The first Oscar nominee is Borrowed Time. This is a western about an old Sheriff walking out to a cliff and remembering a tragic event from his past. It’s certainly pretty to look at, yet the story takes a sharp turn towards the gritty when the central character must come to terms with his feelings of guilt and regret. Truthfully, it’s very well animated and interesting to watch, although it’s all a bit too condensed to really make a big emotional impact.
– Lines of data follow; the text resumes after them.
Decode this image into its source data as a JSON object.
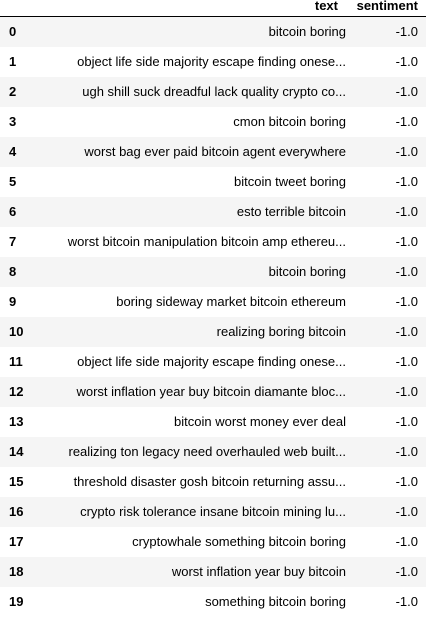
{
  "table": {
    "columns": [
      "",
      "text",
      "sentiment"
    ],
    "rows": [
      {
        "index": "0",
        "text": "bitcoin boring",
        "sentiment": "-1.0"
      },
      {
        "index": "1",
        "text": "object life side majority escape finding onese...",
        "sentiment": "-1.0"
      },
      {
        "index": "2",
        "text": "ugh shill suck dreadful lack quality crypto co...",
        "sentiment": "-1.0"
      },
      {
        "index": "3",
        "text": "cmon bitcoin boring",
        "sentiment": "-1.0"
      },
      {
        "index": "4",
        "text": "worst bag ever paid bitcoin agent everywhere",
        "sentiment": "-1.0"
      },
      {
        "index": "5",
        "text": "bitcoin tweet boring",
        "sentiment": "-1.0"
      },
      {
        "index": "6",
        "text": "esto terrible bitcoin",
        "sentiment": "-1.0"
      },
      {
        "index": "7",
        "text": "worst bitcoin manipulation bitcoin amp ethereu...",
        "sentiment": "-1.0"
      },
      {
        "index": "8",
        "text": "bitcoin boring",
        "sentiment": "-1.0"
      },
      {
        "index": "9",
        "text": "boring sideway market bitcoin ethereum",
        "sentiment": "-1.0"
      },
      {
        "index": "10",
        "text": "realizing boring bitcoin",
        "sentiment": "-1.0"
      },
      {
        "index": "11",
        "text": "object life side majority escape finding onese...",
        "sentiment": "-1.0"
      },
      {
        "index": "12",
        "text": "worst inflation year buy bitcoin diamante bloc...",
        "sentiment": "-1.0"
      },
      {
        "index": "13",
        "text": "bitcoin worst money ever deal",
        "sentiment": "-1.0"
      },
      {
        "index": "14",
        "text": "realizing ton legacy need overhauled web built...",
        "sentiment": "-1.0"
      },
      {
        "index": "15",
        "text": "threshold disaster gosh bitcoin returning assu...",
        "sentiment": "-1.0"
      },
      {
        "index": "16",
        "text": "crypto risk tolerance insane bitcoin mining lu...",
        "sentiment": "-1.0"
      },
      {
        "index": "17",
        "text": "cryptowhale something bitcoin boring",
        "sentiment": "-1.0"
      },
      {
        "index": "18",
        "text": "worst inflation year buy bitcoin",
        "sentiment": "-1.0"
      },
      {
        "index": "19",
        "text": "something bitcoin boring",
        "sentiment": "-1.0"
      }
    ]
  }
}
Pearl is a sweet and nostalgic effort that charts the relationship between a vagabond musician and his daughter, all scored to the sound of their music recordings. The visuals follow the parallel personalities on the road (together and alone) with all of the ups and downs they experience while trying to make their mark on the world. It’s very sentimental, but I must admit that it uses a very unique and succinct method to tell its simple tale… that being music… and it works quite well. In the end, this short resonates more on an emotional level than the others.
This year’s Pixar short is Piper and it may be the most familiar to viewers, as it played before screenings of the summer hit, Finding Dory. It follows a fearful young sandpiper as its mother teaches it to find food along the shoreline. Frankly, this one didn’t do much for me. It came across as cloying and far too cutesy in its storytelling. The animation is impressive (particularly the look of the foamy shores), but the sweetness is rammed so hard down the throat that one can almost feel the tooth rot. Compared with the more serious, heartfelt, emotional and experimental work surrounding it, this one feels a bit slight and less significant.
Blind Vaysha employs a beautiful, linocut-style animation technique to tell a tale of a young girl with a very unusual visual affliction. She can only see the past through one eye and the upcoming future through the other. It makes life incredibly difficult and leads her to a big decision. This one is far more abstract in its approach and is designed to spark conversation by asking a philosophical query at its close on whether it is better to live in the past, or the future. It won’t speak to everyone, but frankly I quite enjoyed its imagery, uniqueness and through-provoking nature.
Pear Cider and Cigarettes is an R-rated short that will screen last in order to give any families the opportunity to head out early. It’s based on the personal recollections of the animator, narrating his relationship with a troubled, hard-drinking and hard-partying friend. Much of the story involves a strange surreal trip across the globe to help his self-destructive friend obtain a sketchy liver transplant operation. It takes a bit of time to get used to its storytelling approach, but this stranger-than-fiction story grows on the viewer as it progresses.
While none of these spoke to me in quite the same way as some of my favorites from previous years, there’s still plenty to enjoy in this grouping. In some respects, it’s more varied in subject matter and approach. Pearl strikes an emotional chord, while Blind Vaysha is the big thinker and perhaps most unique of the group. The final, more personal tale is also a very compelling exercise in its own right. It’ll be interesting to see which one appeals most to voters on Oscar night – they’re all so different that it’s a tough call. Overall, those who enjoy animation will certainly have a great deal to feast on with their eyes during this showcase.